A identidade pessoal e a social, quando se olha o ambiente de trabalho, pode ser construída, ao levar em conta as modalidades de experiência concretas (Dubar, 2005; Machado, 2003). Assim, Sainsanlieu (1995) sustenta que, quando os meios de reconhecimento do indivíduo como autor do resultado do trabalho não são acessíveis a não ser pelo coletivo, a julgar pela fraqueza do sujeito em sustentar sozinho uma relação de desafio, a racionalidade só é acessível quando ocorre certo grau de fusão entre os desejos realizados por meio dos processos de identificação projetiva recíproca entre os pares. No momento em que cada indivíduo dispõe de meios suficientes para obter por conta própria o reconhecimento de suas ações pelos outros, ocorre a conciliação individual do desejo, da reflexão e da ação, a ponto de edificar uma lógica pessoal e particular.

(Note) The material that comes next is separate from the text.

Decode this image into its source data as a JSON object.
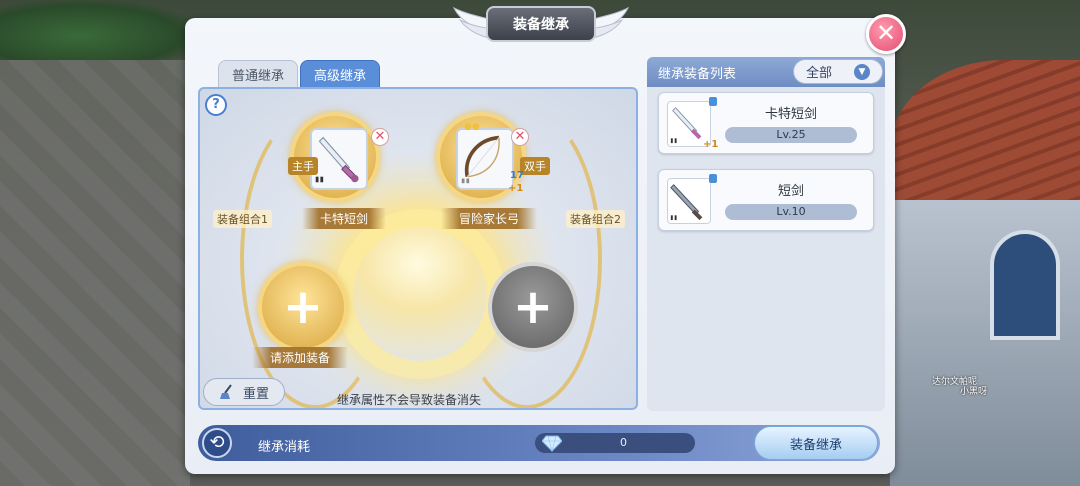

A identidade no trabalho, ou sua constituição, não está desvinculada de interesses pessoais e coletivos, que estão em constante articulação no seio das organizações. Diversos arranjos sociais se desdobram, com suas características e dinâmicas peculiares, permeando a memória dos membros da organização. Ocorre uma seleção, por parte dos indivíduos, daqueles relacionamentos que formarão parte de seu universo relacional, para que, a partir daí, estabeleçam as experiências e os relacionamentos com os quais enfrentarão as pressões pela conquista de espaços de poder na organização (Machado, 2003).

A identidade no trabalho constitui um importante elemento do processo motivacional, que converge para a construção de uma autoestima positiva. Essa constatação não se vincula apenas à realização do trabalho, mas, também, ao domínio social organizacional, o qual é positivamente afetado, levando a maneiras mais criativas de se realizar o trabalho, que integram a subjetividade, a socialização e o trabalho (Machado, 2003), com vistas a serem obtidos melhores desempenhos (Van der Zee, Atsma, & Brodbeck, 2004).

O papel da identidade social em sua vertente profissional ou no trabalho tem sido apresentado em pesquisas com vistas ao seu efeito em equipes interprofissionais (Nishii & Mayer, 2009), havendo evidências de impacto dessa identidade no desempenho de equipes demograficamente diversas (Van Knippenberg & Schippers, 2007; Van Dick et al, 2008), bem como de influência da identidade profissional na interação interprofissional (Fitzgerald & Teal , 2003; Helmreich & Schaefer , 1994), sugerindo mérito na investigação da influência da identidade, vinculado ao desempenho no trabalho (Mitchell, Parker & Giles, 2011).

Na visão de Machado (2003), existe a força dos processos de categorização na organização, que colaboram para maior consolidação da identidade no trabalho, resultando em sentimentos de vinculação e diferenciação, que favorecem uma visão simbólica do indivíduo como integrante de um espaço imaginário maior na organização. Nesse ambiente, concomitantemente, ocorre um fenômeno responsável pela ligação psíquica do indivíduo à organização, ou seja, a identidade organizacional.